To sample at endoscope suction–biopsy channels, the flush‐only method was used. Exactly 40 ml of sterile water followed by 60 ml of air was flushed from the umbilical end to the distal tip of the endoscopes. 8 Then the above steps were repeated in the four intervals of sampling. As per protocol, endoscopes with any failed ATP results after manual cleaning were sent back for an additional reprocessing cycle and repeat testing. 8
Microbiological surveillance test (MST)
Bacterial culture was performed from reprocessed endoscopes (after drying) from the distal end and instrument channel. 12 , 16 , 17 Biopsy channel brush and the biopsy channel irrigation water were collected after HLD by AER and at 4 h or 24 h of storage. Specimens were sent to the laboratory for sterility tests, which needed 4 days of incubation time. Every bacterial growth was considered microbiological positive regardless of species or number of colony forming unit (cfu).
Statistical analysis
Data were entered into Excel (Microsoft Office, Microsoft Corporation, Redmond, WA, USA). Data were summarized with absolute and relative (percentages) frequencies, with median and range of ATP values at different encounters of endoscope surface and channel rinsate. Statistical comparison for quantitative variables was performed with Wilcoxon paired test. A P‐value <0.05 was considered statistically significant.

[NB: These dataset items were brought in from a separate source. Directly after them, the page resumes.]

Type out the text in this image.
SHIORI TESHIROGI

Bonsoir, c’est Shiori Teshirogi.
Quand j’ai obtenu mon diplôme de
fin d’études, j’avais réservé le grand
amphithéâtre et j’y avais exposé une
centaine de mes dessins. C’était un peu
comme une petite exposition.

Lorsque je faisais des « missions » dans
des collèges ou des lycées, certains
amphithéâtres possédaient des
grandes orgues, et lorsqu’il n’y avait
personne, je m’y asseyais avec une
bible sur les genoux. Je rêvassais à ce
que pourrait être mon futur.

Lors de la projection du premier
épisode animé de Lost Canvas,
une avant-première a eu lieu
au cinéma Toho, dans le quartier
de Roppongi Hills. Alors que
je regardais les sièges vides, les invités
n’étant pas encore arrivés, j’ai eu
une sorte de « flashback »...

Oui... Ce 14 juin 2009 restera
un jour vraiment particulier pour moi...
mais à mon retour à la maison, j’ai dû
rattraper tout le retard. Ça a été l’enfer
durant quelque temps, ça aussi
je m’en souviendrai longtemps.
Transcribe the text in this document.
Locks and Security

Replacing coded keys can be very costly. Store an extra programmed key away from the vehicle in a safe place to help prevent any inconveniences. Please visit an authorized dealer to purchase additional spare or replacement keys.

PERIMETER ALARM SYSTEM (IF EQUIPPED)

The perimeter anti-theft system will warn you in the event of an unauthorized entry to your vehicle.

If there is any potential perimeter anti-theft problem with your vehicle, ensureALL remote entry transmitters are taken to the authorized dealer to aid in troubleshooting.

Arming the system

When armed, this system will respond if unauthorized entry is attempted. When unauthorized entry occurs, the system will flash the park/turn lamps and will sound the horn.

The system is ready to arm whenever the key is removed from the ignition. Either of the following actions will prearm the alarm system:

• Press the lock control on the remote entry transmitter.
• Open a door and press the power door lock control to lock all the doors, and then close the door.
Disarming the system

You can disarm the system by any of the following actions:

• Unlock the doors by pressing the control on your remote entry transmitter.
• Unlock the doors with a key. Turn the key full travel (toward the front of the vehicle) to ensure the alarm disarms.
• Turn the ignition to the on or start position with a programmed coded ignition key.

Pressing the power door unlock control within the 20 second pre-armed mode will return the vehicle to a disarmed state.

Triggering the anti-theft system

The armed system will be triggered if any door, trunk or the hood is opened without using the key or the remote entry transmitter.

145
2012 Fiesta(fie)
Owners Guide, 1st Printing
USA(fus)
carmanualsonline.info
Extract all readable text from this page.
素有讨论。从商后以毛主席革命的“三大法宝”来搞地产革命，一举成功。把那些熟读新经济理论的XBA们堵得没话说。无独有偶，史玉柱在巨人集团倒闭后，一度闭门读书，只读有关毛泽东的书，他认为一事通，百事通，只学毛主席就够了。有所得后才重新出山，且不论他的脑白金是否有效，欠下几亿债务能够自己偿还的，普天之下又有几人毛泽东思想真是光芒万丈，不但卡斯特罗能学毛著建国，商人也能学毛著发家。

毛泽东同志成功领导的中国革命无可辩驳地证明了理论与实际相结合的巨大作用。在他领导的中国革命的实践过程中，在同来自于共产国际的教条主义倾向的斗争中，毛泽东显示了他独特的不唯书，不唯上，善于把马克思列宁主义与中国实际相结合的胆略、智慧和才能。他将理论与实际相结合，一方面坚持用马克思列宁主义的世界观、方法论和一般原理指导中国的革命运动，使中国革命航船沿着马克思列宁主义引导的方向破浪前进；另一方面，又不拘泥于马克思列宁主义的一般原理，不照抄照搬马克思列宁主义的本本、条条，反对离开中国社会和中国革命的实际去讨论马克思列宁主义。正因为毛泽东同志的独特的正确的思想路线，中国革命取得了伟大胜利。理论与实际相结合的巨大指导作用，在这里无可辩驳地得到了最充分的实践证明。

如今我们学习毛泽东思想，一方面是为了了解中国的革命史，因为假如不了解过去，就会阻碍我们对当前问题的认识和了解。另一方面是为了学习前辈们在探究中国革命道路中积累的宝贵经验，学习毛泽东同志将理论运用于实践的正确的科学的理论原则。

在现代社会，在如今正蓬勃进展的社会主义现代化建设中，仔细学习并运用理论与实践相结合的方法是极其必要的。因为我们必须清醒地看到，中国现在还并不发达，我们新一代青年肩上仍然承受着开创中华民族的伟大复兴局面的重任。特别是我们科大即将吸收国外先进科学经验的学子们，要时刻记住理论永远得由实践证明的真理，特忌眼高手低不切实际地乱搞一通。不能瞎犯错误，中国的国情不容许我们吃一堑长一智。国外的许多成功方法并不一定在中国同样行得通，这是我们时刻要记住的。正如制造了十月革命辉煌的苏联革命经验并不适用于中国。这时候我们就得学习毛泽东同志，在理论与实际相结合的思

Regarding both the sampling points (namely, endoscope surfaces and channel rinsate samples) of each flexible endoscope, the ATP value of the contamination level was detected at different encounters (i.e., pre‐cleaning stage, after manual cleaning, after HLD by AER and at 4 h or 24 h of storage). At the end of each step throughout the entire cleaning process, P‐values and logarithmic reduction (Log R) of the contamination were calculated.
Results
All reprocessing steps were performed in accordance with the standard operation procedure of the Center. Overall, 38 flexible endoscopes were sampled on two points at each encounter on endoscope surface and channel rinsate at pre‐cleaning stage, after manual cleaning, after HLD by AER, and at 4 h or 24 h of storage. A total of 304 swabs were collected. ATP values from endoscope surface and endoscope channel rinsate at different encounters are listed in Table 1.
TABLE 1.
Endoscope surface and endoscope channel rinsate contamination by endoscope and sampling time (n = 38)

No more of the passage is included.